La pandémie de Covid-19 conduit depuis deux semaines de nombreux organisateurs à chambouler leurs courses. Parmi eux, OC Sport Pen Duick qui a reporté (pour l’instant) la Transat AG2R La Mondiale et étudie différents scénarios pour The Transat CIC, mais se montre en revanche confiant pour la Solitaire du Figaro. Tip & Shaft s’est entretenu avec son directeur général, Hervé Favre.

Commençons par évoquer la Transat AG2R La Mondiale : où en est-on aujourd’hui sur cette course qui devait partir le 19 avril ?
Nous avons reçu la décision de la Fédération française de voile qui a étendu l’interdiction de tout événement nautique jusqu’au 3 mai, donc la course est officiellement annulée au regard du calendrier de la Fédération. Ce n’est pas une surprise et nous avions anticipé cette décision en annonçant il y a dix jours que la course ne pourrait pas avoir lieu à la date prévue. Maintenant, nous sommes en discussion avec la classe Figaro pour trouver une fenêtre dans le calendrier pour que la course ait lieu. Nous avons essayé de voir si nous pouvions en trouver une cette année, mais ça paraît compliqué. La fenêtre météo qu’on pouvait viser sur une telle transat était soit jusqu’à fin juin – mais ça n’est pas tellement une option vu la situation actuelle – soit après le 1er novembre, mais en face, il y a le Vendée Globe. Donc on se projette plus sur l’année 2021 : on travaille sur un scénario, mais comme il y a un calendrier déjà en place, il faut voir comment on peut l’aménager. Aujourd’hui, nous sommes donc dans cette phase de discussion avec la classe Figaro.

Au printemps 2021, il y a effectivement la Sardinha Cup et la nouvelle Med Sea Race au programme, c’est bien ça ?
Oui, exactement. Pour l’épreuve en Méditerranée, ça peut coller : cela s’est déjà fait part le passé d’enchaîner la Transat AG2R et la Generali Solo, donc c’est potentiellement envisageable. Ensuite, il y a effectivement la Sardinha Cup qui avait un programme assez ambitieux pour l’année prochaine ; on attend que la classe organise une discussion entre ses adhérents sur le sujet avant d’en discuter avec elle.

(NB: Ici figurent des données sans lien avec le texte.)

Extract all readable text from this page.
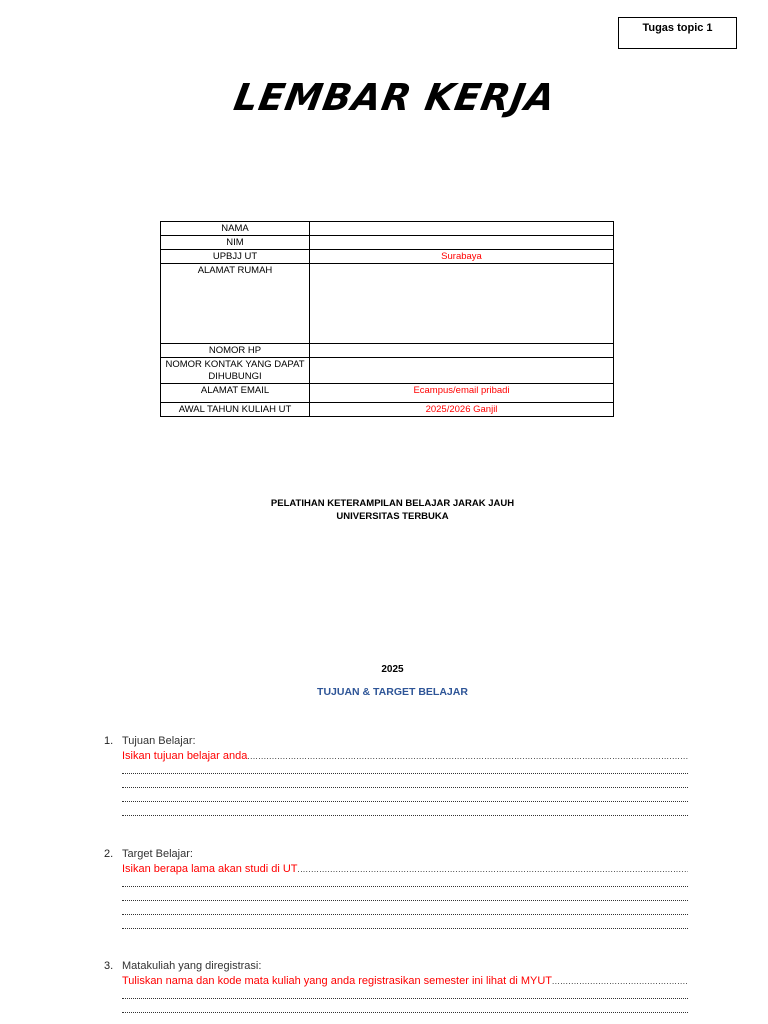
Tugas topic 1
LEMBAR KERJA
NAMA	
NIM	
UPBJJ UT	Surabaya
ALAMAT RUMAH	
NOMOR HP	
NOMOR KONTAK YANG DAPAT DIHUBUNGI	
ALAMAT EMAIL	Ecampus/email pribadi
AWAL TAHUN KULIAH UT	2025/2026 Ganjil
PELATIHAN KETERAMPILAN BELAJAR JARAK JAUH
UNIVERSITAS TERBUKA
2025
TUJUAN & TARGET BELAJAR
1. Tujuan Belajar:
Isikan tujuan belajar anda .....
2. Target Belajar:
Isikan berapa lama akan studi di UT .....
3. Matakuliah yang diregistrasi:
Tuliskan nama dan kode mata kuliah yang anda registrasikan semester ini lihat di MYUT .....
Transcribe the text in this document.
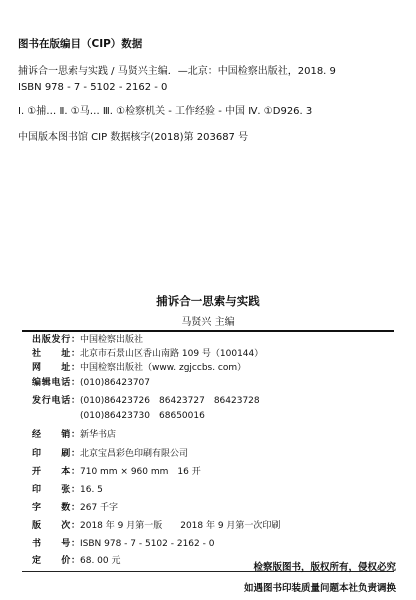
图书在版编目（CIP）数据
捕诉合一思索与实践 / 马贤兴主编．—北京：中国检察出版社，2018. 9
ISBN 978 - 7 - 5102 - 2162 - 0
Ⅰ. ①捕… Ⅱ. ①马… Ⅲ. ①检察机关 - 工作经验 - 中国 Ⅳ. ①D926. 3
中国版本图书馆 CIP 数据核字(2018)第 203687 号
捕诉合一思索与实践
马贤兴 主编
出版发行：中国检察出版社
社　　址：北京市石景山区香山南路 109 号（100144）
网　　址：中国检察出版社（www. zgjccbs. com）
编辑电话：(010)86423707
发行电话：(010)86423726　86423727　86423728
(010)86423730　68650016
经　　销：新华书店
印　　刷：北京宝昌彩色印刷有限公司
开　　本：710 mm × 960 mm　16 开
印　　张：16. 5
字　　数：267 千字
版　　次：2018 年 9 月第一版　　2018 年 9 月第一次印刷
书　　号：ISBN 978 - 7 - 5102 - 2162 - 0
定　　价：68. 00 元
检察版图书，版权所有，侵权必究
如遇图书印装质量问题本社负责调换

Quelle est la position du partenaire titre, AG2R La Mondiale, sur ce report ?
AG2R La Mondiale étant un partenaire majeur de la santé, au vu de la situation actuelle, nos interlocuteurs nous disent qu’ils ne peuvent pas prendre de décision sur une nouvelle date. Ils ont acté que la course ne partirait pas le 19 avril mais aujourd’hui, très clairement, ce dossier n’est pas leur priorité, ce qu’on peut très bien comprendre. La période est difficile pour toutes les sociétés d’assurances, spécialement pour AG2R La Mondiale qui a parmi ses clients un grand nombre de personnes âgées directement touchées par le coronavirus, donc ça serait vraiment très malvenu pour nous de les solliciter en ce moment.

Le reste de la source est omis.